Not surprisingly, the Board filed for review of the decision with the Divisional Court.  The Board made a number of what might be called “technical” arguments about the decision, including that the Tribunal breached its duty of fairness in the way the hearing was conducted, that there was a “reasonable apprehension of bias” because of certain comments made by the Vice-Chair during the hearing, that the Tribunal failed to properly follow its own Rules, and that it had not provided sufficiently detailed reasons for its decision.  The Divisional Court rejected all of these arguments, holding that there was no reasonable apprehension of bias on the part of the Tribunal, and that there were no procedural defects in the conduct of the hearing or in the decisions that had been issued.

The Board also argued that the Tribunal’s decision was unreasonable.  The Board tried to attack the portion of the decision in which the Tribunal found that there was no appropriate accommodation made by the Board.  The Board argued that it had made a number of accommodations for Ms. Fair, and that the Tribunal’s conclusion that the Board had not met the standard of undue hardship was unreasonable based on the evidence.

The Divisional Court rejected the Board’s arguments, and found that the Tribunal’s conclusion was supported by the evidence.  The Court held that the Tribunal’s decision was reasonable, considering that the Board had taken a number of steps to avoid finding alternate employment for Ms. Fair, including a refusal to consider alternate roles and failing to seek out further medical evidence it needed to accommodate her.

In terms of the remedy, although the Court agreed with the Board that reinstatement was an “uncommon” remedy before the Tribunal, the Court held there was nothing unreasonable about such a remedy.  The Court justified its conclusion by referring to the broad remedial authority of the Tribunal, and as well the Court referenced the unionized workplace setting, where reinstatement is not unusual where there has been a breach of a collective agreement.

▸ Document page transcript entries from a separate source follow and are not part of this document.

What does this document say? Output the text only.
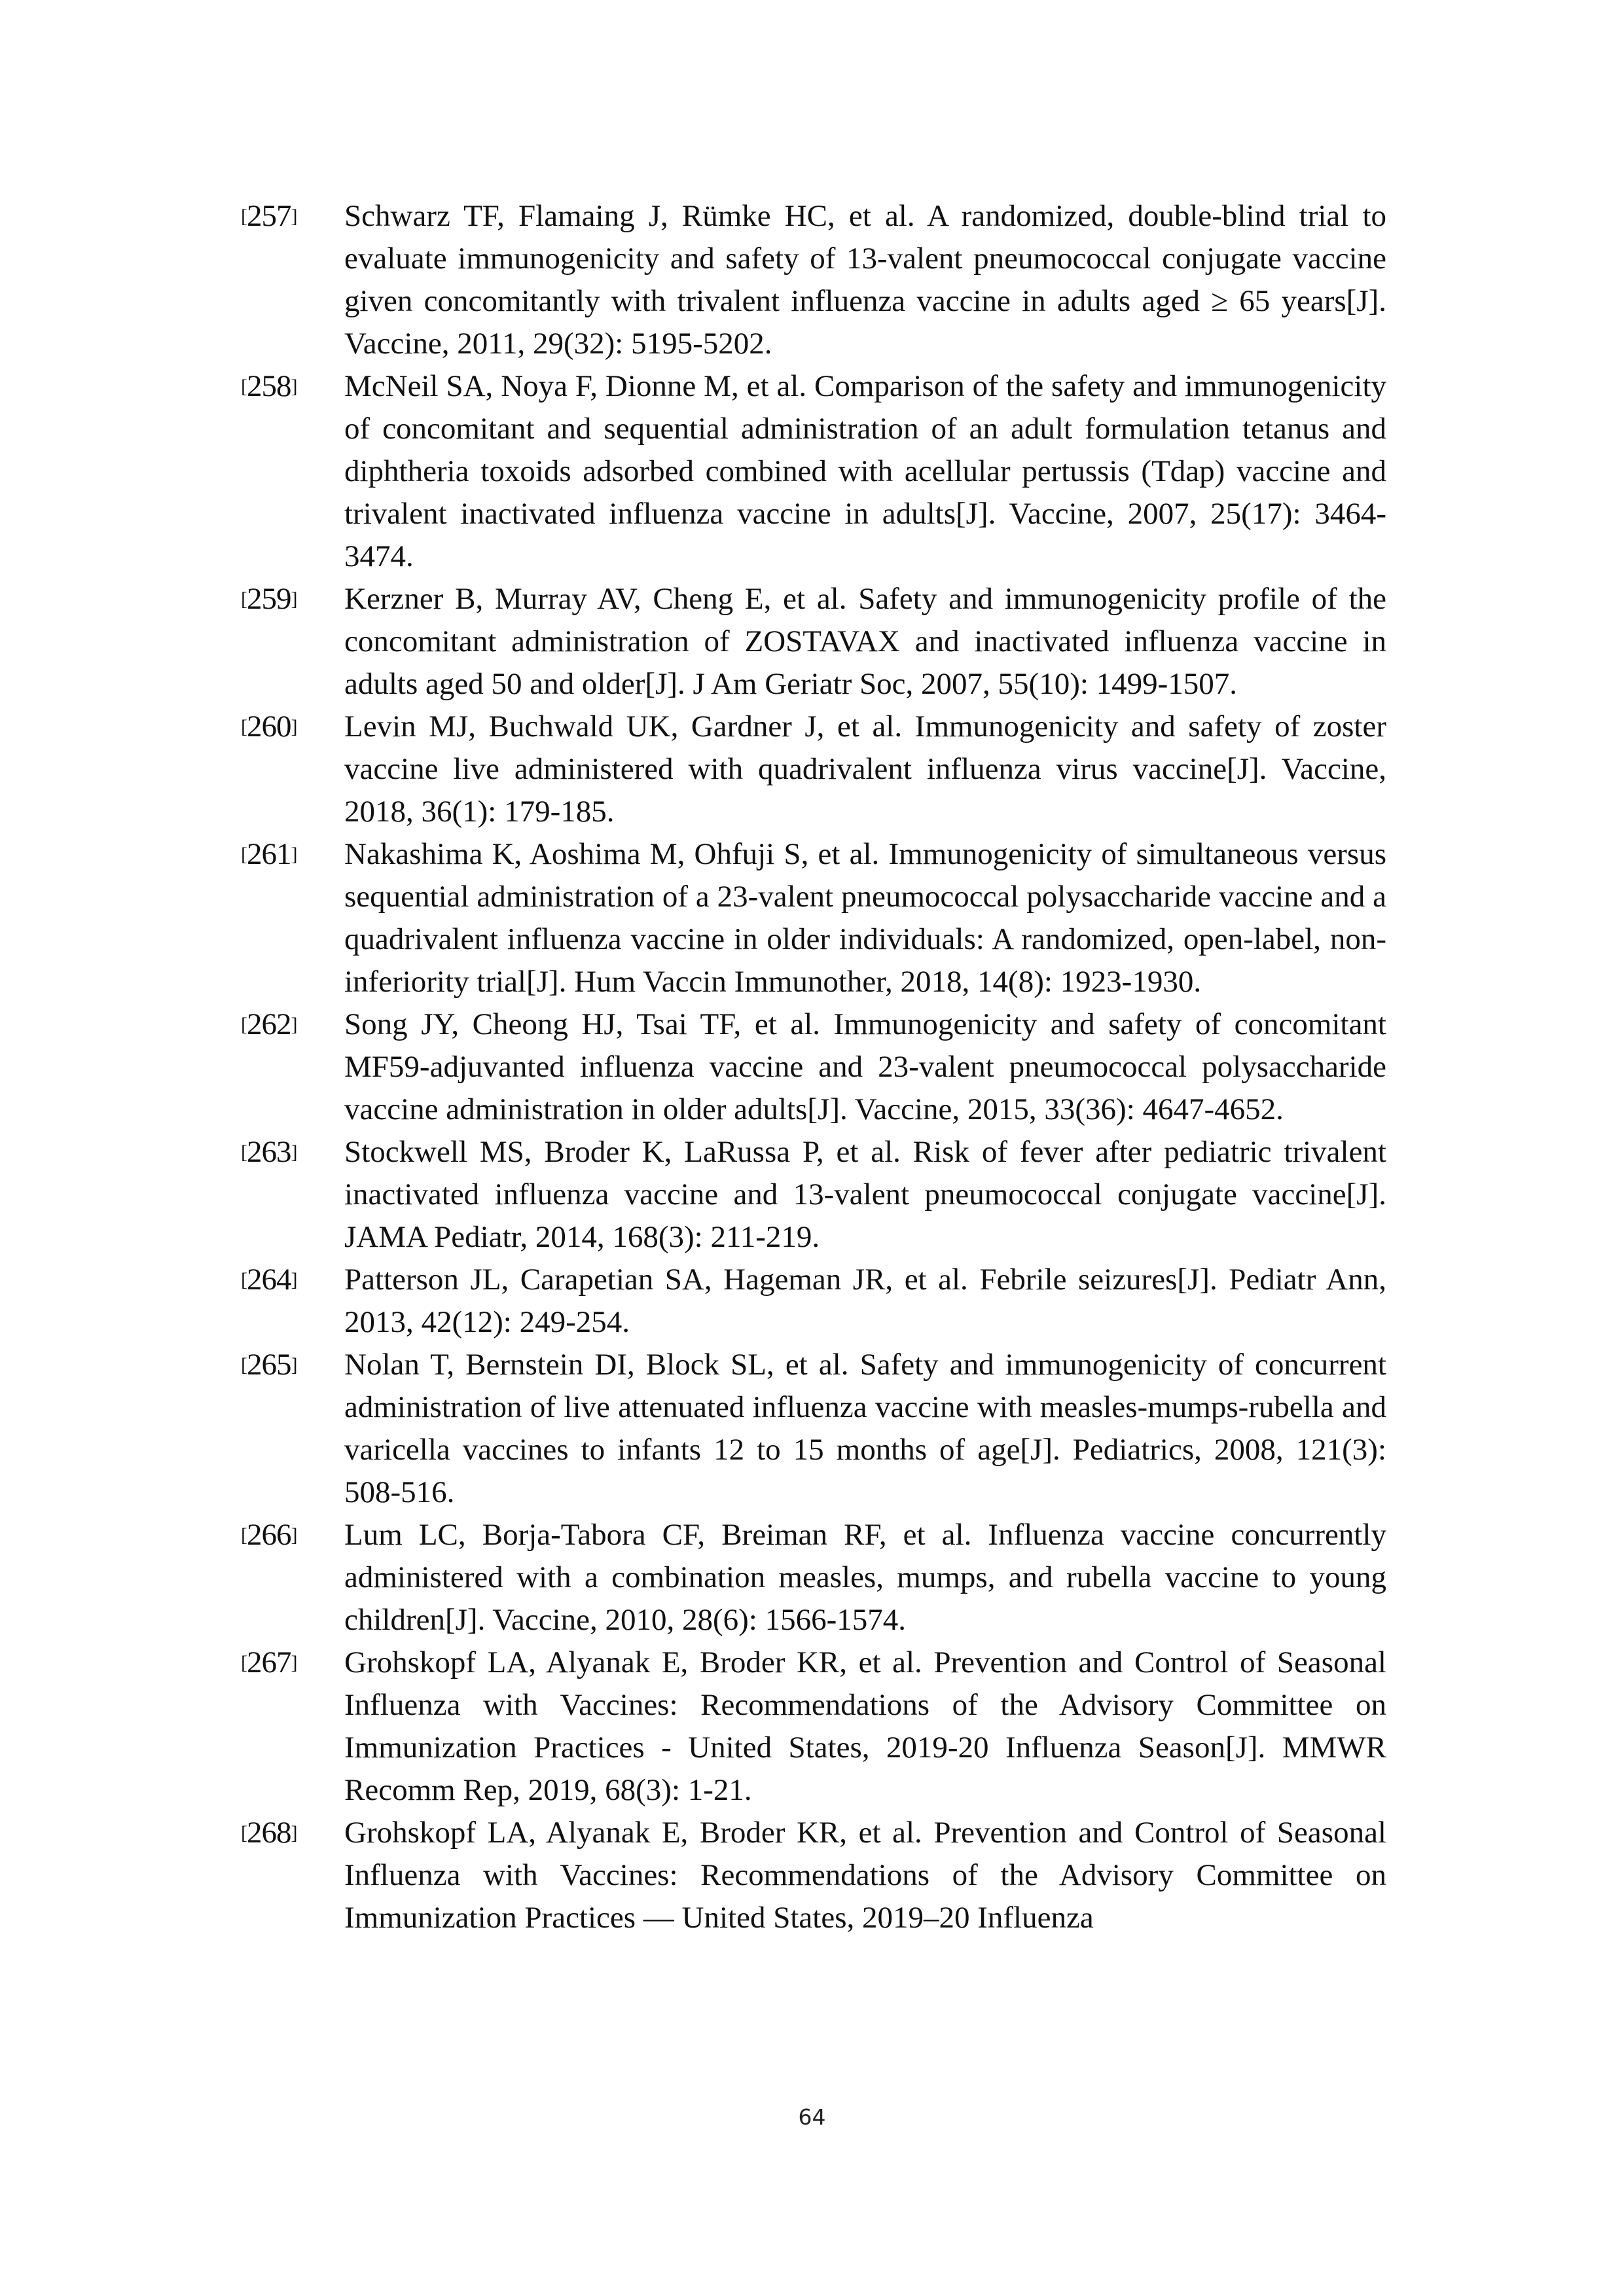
[257] Schwarz TF, Flamaing J, Rümke HC, et al. A randomized, double-blind trial to evaluate immunogenicity and safety of 13-valent pneumococcal conjugate vaccine given concomitantly with trivalent influenza vaccine in adults aged ≥ 65 years[J]. Vaccine, 2011, 29(32): 5195-5202.
[258] McNeil SA, Noya F, Dionne M, et al. Comparison of the safety and immunogenicity of concomitant and sequential administration of an adult formulation tetanus and diphtheria toxoids adsorbed combined with acellular pertussis (Tdap) vaccine and trivalent inactivated influenza vaccine in adults[J]. Vaccine, 2007, 25(17): 3464-3474.
[259] Kerzner B, Murray AV, Cheng E, et al. Safety and immunogenicity profile of the concomitant administration of ZOSTAVAX and inactivated influenza vaccine in adults aged 50 and older[J]. J Am Geriatr Soc, 2007, 55(10): 1499-1507.
[260] Levin MJ, Buchwald UK, Gardner J, et al. Immunogenicity and safety of zoster vaccine live administered with quadrivalent influenza virus vaccine[J]. Vaccine, 2018, 36(1): 179-185.
[261] Nakashima K, Aoshima M, Ohfuji S, et al. Immunogenicity of simultaneous versus sequential administration of a 23-valent pneumococcal polysaccharide vaccine and a quadrivalent influenza vaccine in older individuals: A randomized, open-label, non-inferiority trial[J]. Hum Vaccin Immunother, 2018, 14(8): 1923-1930.
[262] Song JY, Cheong HJ, Tsai TF, et al. Immunogenicity and safety of concomitant MF59-adjuvanted influenza vaccine and 23-valent pneumococcal polysaccharide vaccine administration in older adults[J]. Vaccine, 2015, 33(36): 4647-4652.
[263] Stockwell MS, Broder K, LaRussa P, et al. Risk of fever after pediatric trivalent inactivated influenza vaccine and 13-valent pneumococcal conjugate vaccine[J]. JAMA Pediatr, 2014, 168(3): 211-219.
[264] Patterson JL, Carapetian SA, Hageman JR, et al. Febrile seizures[J]. Pediatr Ann, 2013, 42(12): 249-254.
[265] Nolan T, Bernstein DI, Block SL, et al. Safety and immunogenicity of concurrent administration of live attenuated influenza vaccine with measles-mumps-rubella and varicella vaccines to infants 12 to 15 months of age[J]. Pediatrics, 2008, 121(3): 508-516.
[266] Lum LC, Borja-Tabora CF, Breiman RF, et al. Influenza vaccine concurrently administered with a combination measles, mumps, and rubella vaccine to young children[J]. Vaccine, 2010, 28(6): 1566-1574.
[267] Grohskopf LA, Alyanak E, Broder KR, et al. Prevention and Control of Seasonal Influenza with Vaccines: Recommendations of the Advisory Committee on Immunization Practices - United States, 2019-20 Influenza Season[J]. MMWR Recomm Rep, 2019, 68(3): 1-21.
[268] Grohskopf LA, Alyanak E, Broder KR, et al. Prevention and Control of Seasonal Influenza with Vaccines: Recommendations of the Advisory Committee on Immunization Practices — United States, 2019–20 Influenza
64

With respect to the fact that so much time had passed between the dismissal and the order of reinstatement, the Court held that the goal of the remedial provisions of the Code ought not to be “thwarted” because of the passage of time, particularly since the delay was largely beyond the control of Ms. Fair.

There is a significant body of case law on the duty to accommodate disabilities in the workplace, and the high threshold needed to meet “undue hardship”.  Were it not for the remedy (reinstatement with 10 years of back pay), this decision would not likely have raised eyebrows.  There are relatively few cases in which the Tribunal has awarded reinstatement as a remedy, but certainly the award of reinstatement in this case, and the significant monetary damage award that followed, serves as a warning to employers about the risks inherent in the human rights process.

Ultimately, this decision underscores the importance of lining up any defence – and assessing the relative strengths and weaknesses – early on.  It also demonstrates that the Courts will in general defer to specialized tribunals when it comes to fact-finding and remedial issues, so employers should not expect that Courts will readily relieve them from onerous decisions at the Tribunal.  One thing is clear:  if reinstatement is sought as a remedy, care should be taken on the employer side to ensure that the case is strong, and that it proceeds expeditiously through the system.  In that sense, delay can certainly work against the employer where reinstatement is on the table, so employers should make every effort to ensure the case moves forward as quickly as possible.  In that sense, if there is a real risk of reinstatement, delay could be said to work against the employer.

Of course, given the nature of the decision and the “costs” of the remedies (both financial and logistical), it can be expected that the Board will carefully consider seeking further review from a higher level Court.  We will continue to watch the evolution of this case if/when it works its way to a higher level of authority.